As the 8-6 score implies, this was not pitcher’s duel. Neither Potomac’s Trevor Holder nor Myrtle Beach’s Randall Delgado was sharp or effective. Both went five innings and gave up five runs.

Holder labored to keep the ball in the strike zone, but only issued one walk. When he was locating the ball, the Pelicans let him know with authority, smacking eight hits including two home runs and lifting five flyballs.

As was the case last Sunday, the separation between Holder’s pitches was only apparent when he threw his soft breaking pitch that’s not quite a curve and not quite a change (this is why scouts want to be directly behind home plate; it’s difficult to read pitches otherwise, especially when seated in an elevated grandstand like the POS Pfitz).

Following Holder was Carlos Martinez, who returned to the P-Nats from the GCL to make his first appearance of the season, and his 55th in parts of five seasons with Potomac. He pitched two innings and allowed one run on two hits.

Clayton Dill pitched a scoreless top of the 8th to earn his 4th win of the season, walking one and striking out one.

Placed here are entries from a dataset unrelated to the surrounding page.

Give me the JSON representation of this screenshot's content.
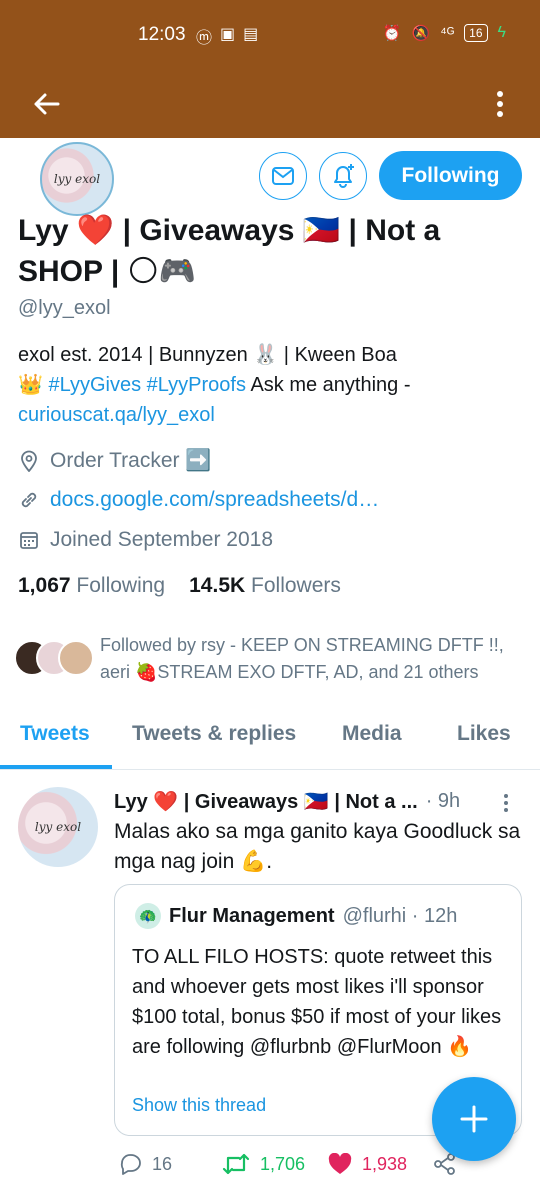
{
  "status_bar": {
    "time": "12:03",
    "network": "⁴ᴳ",
    "battery": "16"
  },
  "profile": {
    "avatar_text": "lyy exol",
    "name": "Lyy ❤️ | Giveaways 🇵🇭 | Not a SHOP | 🌕🎮",
    "handle": "@lyy_exol",
    "follow_label": "Following",
    "bio_line1": "exol est. 2014 |  Bunnyzen 🐰 | Kween Boa",
    "bio_crown": "👑 ",
    "bio_tag1": "#LyyGives",
    "bio_tag2": "#LyyProofs",
    "bio_text": " Ask me anything - ",
    "bio_link": "curiouscat.qa/lyy_exol",
    "location": "Order Tracker ➡️",
    "website": "docs.google.com/spreadsheets/d…",
    "joined": "Joined September 2018",
    "following_count": "1,067",
    "following_label": "Following",
    "followers_count": "14.5K",
    "followers_label": "Followers",
    "followed_by": "Followed by rsy - KEEP ON STREAMING DFTF !!, aeri 🍓STREAM EXO DFTF, AD, and 21 others"
  },
  "tabs": [
    "Tweets",
    "Tweets & replies",
    "Media",
    "Likes"
  ],
  "tweet": {
    "avatar_text": "lyy exol",
    "name": "Lyy ❤️ | Giveaways 🇵🇭 | Not a ...",
    "time": "· 9h",
    "text": "Malas ako sa mga ganito kaya Goodluck sa mga nag join 💪.",
    "quote": {
      "name": "Flur Management",
      "meta": "@flurhi · 12h",
      "text": "TO ALL FILO HOSTS: quote retweet this and whoever gets most likes i'll sponsor $100 total, bonus $50 if most of your likes are following @flurbnb @FlurMoon 🔥",
      "show_thread": "Show this thread"
    },
    "reply_count": "16",
    "retweet_count": "1,706",
    "like_count": "1,938"
  },
  "colors": {
    "app_bar": "#93521a",
    "accent": "#1da1f2",
    "retweet": "#17bf63",
    "like": "#e0245e"
  }
}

With the win, Potomac improves to 2-1 on the season and hits the road for a six-game swing through North Carolina, visiting Kinston Sunday through Tuesday, then Winston-Salem on Wednesday through Friday.

  3 Responses to “Last Night In Woodbridge”

  1. [...] Potomac Nationals W, 8-6 vs. Myrtle Beach Starting Pitcher: Holder (ND) 5IP 8H 5R 4ER 1BB 1K 2HR Pitching Star: Leatherman (SV, 4) 1IP 0H 0R 0BB 2K Hitting Star #1: Peacock 2-4, R, 3B, 2RBI Hitting Star #2: Rhinehart 1-3, 2R, 3B, BB, 2RBI Notes: Learn how an IBB backfired again in Last Night In Woodbridge [...]

  2. Always appreciate getting something on the players beyond the box scores. Holder’s at a more age appropriate level now and it will be interesting to see how he handles it. I’m one who isn’t that impressed by what he does. Seems like he’s unwilling to walk people but lacks the stuff to really dominate the low levels and show but so much hope. Nothing in your writeup that convinces me otherwise.

    • @TOSD – I’ve been unimpressed thus far, too, but I’m also one to criticize folks for being too impatient, so I’m not going to call him a bust like some other folks have on some other sites (*ahem*). My feeling is that 90% of that sentiment stems from when he was drafted and how much he got for a signing bonus. I’d like to see him actually generate more of the groundballs he supposed to be getting.

      My gut also says that the difference between this level and the previous level is that you can get away with poor location if you have decent velocity (notice how well Luis Garcia is doing now at Hagerstown). He may be now learning to adjust to that reality, and it may take a few starts.